The Gamer’s Nexus video was necessary for others to speak out. Steve was clear that speaking up was a move that could backfire due to the power imbalance involved. Had he not spoken up there would be no opportunity for Madison to weigh in her experiences without being attacked.
Imagine just how much worse it would have been if she just came out randomly. The fact she made a glassdoor review long before and it wasn’t picked up says a lot about LMG’s audence.
LMG has a massive frat boy culture to it. It was never hidden, in fact it seemed like it was welcomed and encouraged.
Linus didn’t notice because that’s status quo in modern capitalism.
Still makes Linus a shithead for going right along with horrible practices, but it should go to explain how a lot of it is not conscious malicious intent. Employers exploit people all the time.
After I came forward about being assaulted, Someone accused Linus of inappropriate conduct on twitter.
He came over to my corner and started BERATING HER. Calling her insane, mentally ill, an attention seeker, and just digging into this poor woman who had felt wronged by him.
Linus sounds pretty consciously malicious to me…
That’s interpersonally malicious. A selfish kind of malicious. Yes, quite bad, but it’s not the scheming necessary of villain businessman.
It does go to show how all it takes is a person being given more power than they’re accepting of responsibility for. Like most bad small business leaders or “entrepreneurs” especially, Linus became a boss before he internalized and processed his struggles as a worker. He quite directly fails to understand the power dynamics.
Remember: I still think he’s unqualified. I’m merely pointing out the details of how Hanlon’s razor applies here. He’s a bit of a selfish, lazy nerd, unqualified to control the very business he built. Ahh capitalism. It truly rewards the most qualified callously shrewd.

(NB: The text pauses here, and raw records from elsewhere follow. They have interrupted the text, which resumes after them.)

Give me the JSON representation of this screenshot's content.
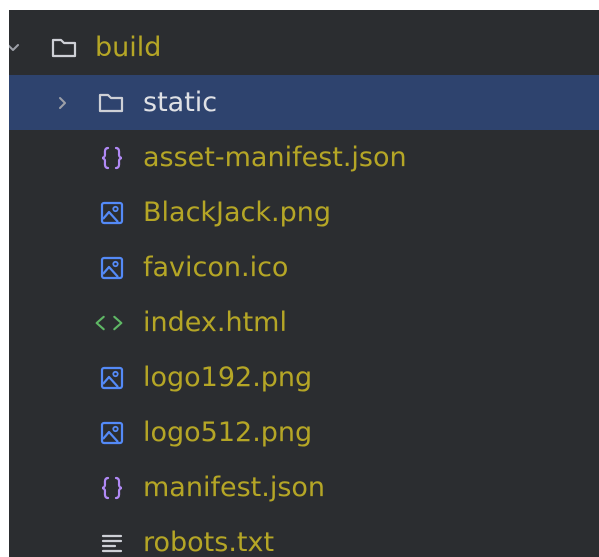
{
  "tree": {
    "root": {
      "label": "build",
      "expanded": true,
      "chevron_icon": "chevron-down-icon",
      "icon": "folder-icon"
    },
    "items": [
      {
        "label": "static",
        "type": "folder",
        "icon": "folder-icon",
        "chevron_icon": "chevron-right-icon",
        "selected": true
      },
      {
        "label": "asset-manifest.json",
        "type": "json",
        "icon": "json-braces-icon"
      },
      {
        "label": "BlackJack.png",
        "type": "image",
        "icon": "image-file-icon"
      },
      {
        "label": "favicon.ico",
        "type": "image",
        "icon": "image-file-icon"
      },
      {
        "label": "index.html",
        "type": "html",
        "icon": "html-tag-icon"
      },
      {
        "label": "logo192.png",
        "type": "image",
        "icon": "image-file-icon"
      },
      {
        "label": "logo512.png",
        "type": "image",
        "icon": "image-file-icon"
      },
      {
        "label": "manifest.json",
        "type": "json",
        "icon": "json-braces-icon"
      },
      {
        "label": "robots.txt",
        "type": "text",
        "icon": "text-file-icon"
      }
    ]
  },
  "colors": {
    "background": "#2b2d30",
    "selection": "#2e436e",
    "file_label": "#b5a626",
    "selected_label": "#dfe1e5",
    "image_icon": "#548af7",
    "json_icon": "#b189f5",
    "html_icon": "#5fb865",
    "folder_icon": "#ced0d6"
  }
}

“Power tends to corrupt and absolute power corrupts absolutely. Great men are almost always bad men, even when they exercise influence and not authority; still more when you superadd the tendency of the certainty of corruption by authority.”
—Lord Acton, Letter to Bishop Creighton (1887)
I wish wisdom were a requirement of leaders.
At least the bare minimum of aknowledging reality would be nice…
This is not my thesis but someone else’s but as a counterpoint to this platitude, look at the difference between Lincoln versus Nixon. Both were leaders at pivotal times but they took very different ethical directions. Sometimes character and background DOES matter and we SHOULD expect more of our leaders. Just assuming they will all be corrupt makes up disengage from the process.